Bertolt Brecht (1898-1956) se junta às levadas de Mano Brown e Thaíde para fazer do teatro hip-hop uma instigante experiência no cenário das artes cênicas brasileiras. À bagagem milenar do ator se incorporaram o flow do MC (o mestre de cerimônias do rap), a potência comunicativa do b-boy dançarino e a antropofagia do DJ, o alquimista dos samplers. O livro Teatro hip-hop (Editora Perspectiva) relata como essa estética se desenvolveu nos palcos paulistanos por iniciativa do Núcleo Bartolomeu de Depoimentos, criado em 2000.
Nas 60 páginas iniciais, Roberta explica o surgimento do hip-hop. É uma ótima aula, útil a todos os interessados em cultura urbana. A partir das periferias norte-americanas, rap, DJs, grafites, b-boys e b-girls se globalizaram. O MC, poeta oral que faz uso do microfone para verter sua vida em rap – ritmo e poesia –, cumpre a saga de trovadores medievais e de griots africanos.
“Periferia é periferia em qualquer lugar”, diz o MC brasileiro Gog, traduzindo a alma do rap, porta-voz dos excluídos. Duas características marcam esse canto falado — a autorrepresentação e o depoimento. A palavra é soberana, em diálogo constante com a base sonora construída sobre fragmentos musicais sampleados (ou reconfigurados) por DJs a bordo de seus toca-discos e computadores. Antigos LPs, cantores esquecidos e sons de outras culturas formam a matéria-prima da antropofágica polifonia regida pelo DJ. Com propriedade, Roberta lembra: hip-hop é também memória. E isso interessa aos palcos.

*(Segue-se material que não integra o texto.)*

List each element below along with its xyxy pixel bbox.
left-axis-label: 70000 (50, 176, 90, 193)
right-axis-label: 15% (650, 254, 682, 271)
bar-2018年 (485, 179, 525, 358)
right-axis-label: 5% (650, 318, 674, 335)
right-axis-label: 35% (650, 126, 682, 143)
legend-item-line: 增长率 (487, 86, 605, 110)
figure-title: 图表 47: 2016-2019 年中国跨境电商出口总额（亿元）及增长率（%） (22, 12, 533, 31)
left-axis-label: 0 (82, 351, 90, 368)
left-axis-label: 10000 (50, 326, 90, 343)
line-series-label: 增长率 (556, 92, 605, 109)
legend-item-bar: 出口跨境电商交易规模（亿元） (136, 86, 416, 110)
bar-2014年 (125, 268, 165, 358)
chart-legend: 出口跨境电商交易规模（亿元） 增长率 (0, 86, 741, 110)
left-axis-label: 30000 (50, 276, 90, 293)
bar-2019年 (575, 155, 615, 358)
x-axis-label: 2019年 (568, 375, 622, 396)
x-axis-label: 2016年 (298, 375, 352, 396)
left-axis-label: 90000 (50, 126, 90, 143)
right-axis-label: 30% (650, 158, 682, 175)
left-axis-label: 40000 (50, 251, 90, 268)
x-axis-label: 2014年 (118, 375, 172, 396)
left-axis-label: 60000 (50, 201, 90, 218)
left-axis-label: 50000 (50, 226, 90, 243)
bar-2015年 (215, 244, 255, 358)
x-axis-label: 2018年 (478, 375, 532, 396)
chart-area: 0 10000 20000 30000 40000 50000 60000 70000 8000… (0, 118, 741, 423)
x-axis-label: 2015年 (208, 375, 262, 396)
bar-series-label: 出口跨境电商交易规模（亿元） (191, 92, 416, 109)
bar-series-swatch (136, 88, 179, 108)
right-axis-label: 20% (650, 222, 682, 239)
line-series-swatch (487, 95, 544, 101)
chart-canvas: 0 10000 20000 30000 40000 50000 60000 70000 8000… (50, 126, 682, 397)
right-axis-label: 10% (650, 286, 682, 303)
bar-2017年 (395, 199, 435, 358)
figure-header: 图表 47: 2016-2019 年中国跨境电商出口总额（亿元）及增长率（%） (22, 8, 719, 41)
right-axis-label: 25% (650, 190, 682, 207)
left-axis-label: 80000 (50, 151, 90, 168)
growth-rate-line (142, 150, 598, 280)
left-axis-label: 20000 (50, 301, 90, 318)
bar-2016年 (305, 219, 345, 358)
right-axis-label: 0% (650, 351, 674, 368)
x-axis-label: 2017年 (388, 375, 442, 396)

Compreendidas as matrizes da pulsante cultura urbana nascida de jamaicanos, latino-americanos e negros em Nova York, abrem-se as portas do Núcleo Bartolomeu para o leitor. Trata-se do primeiro grupo brasileiro de teatro hip-hop, estética também experimentada nos EUA. Por aqui, tudo começou em 1999, com a montagem Bartolomeu, que será que nele deu?, inspirada em Bartleby, the scrivener: a story of Wall Street, do americano Herman Melville. A atriz e diretora Claudia Schapira, ao assistir ao grupo de dança de rua Unidade Móvel, teve o insight: tamanha potência comunicativa expressava fisicamente aquilo a que ela pretendia dar texto e voz.
O processo de pesquisa para Bartolomeu... mixou fundamentos do teatro épico de Brecht. Atores dialogaram com dançarinos de rua para trazer aquela pulsação para o palco, interessados em traduzir a movimentação do universo urbano. Roberta explica como o “gestus social” brechtiano se somou a elementos da cultura urbana do fim do século 20 para gerar novas formas de expressão – sempre tendo a rua como fonte de inspiração.
Vieram várias peças com essa filosofia: Acordei que sonhava, baseada em texto de Pedro Calderón de la Barca (1600-1681); Frátria amada Brasil: Pequeno compêndio de lendas urbanas, inspirada na Odisseia, de Homero; a série 5 x 4 Particularidades coletivas; Cindi Hip-Hop: pequena ópera rap; Vai te catar!; Orfeu mestiço: Uma hip-hópera brasileira (que deu a Roberta Estrela D'Alva o Prêmio Shell de melhor atriz em 2012); e Antígona recortada: contos que cantam sobre pousos pássaros.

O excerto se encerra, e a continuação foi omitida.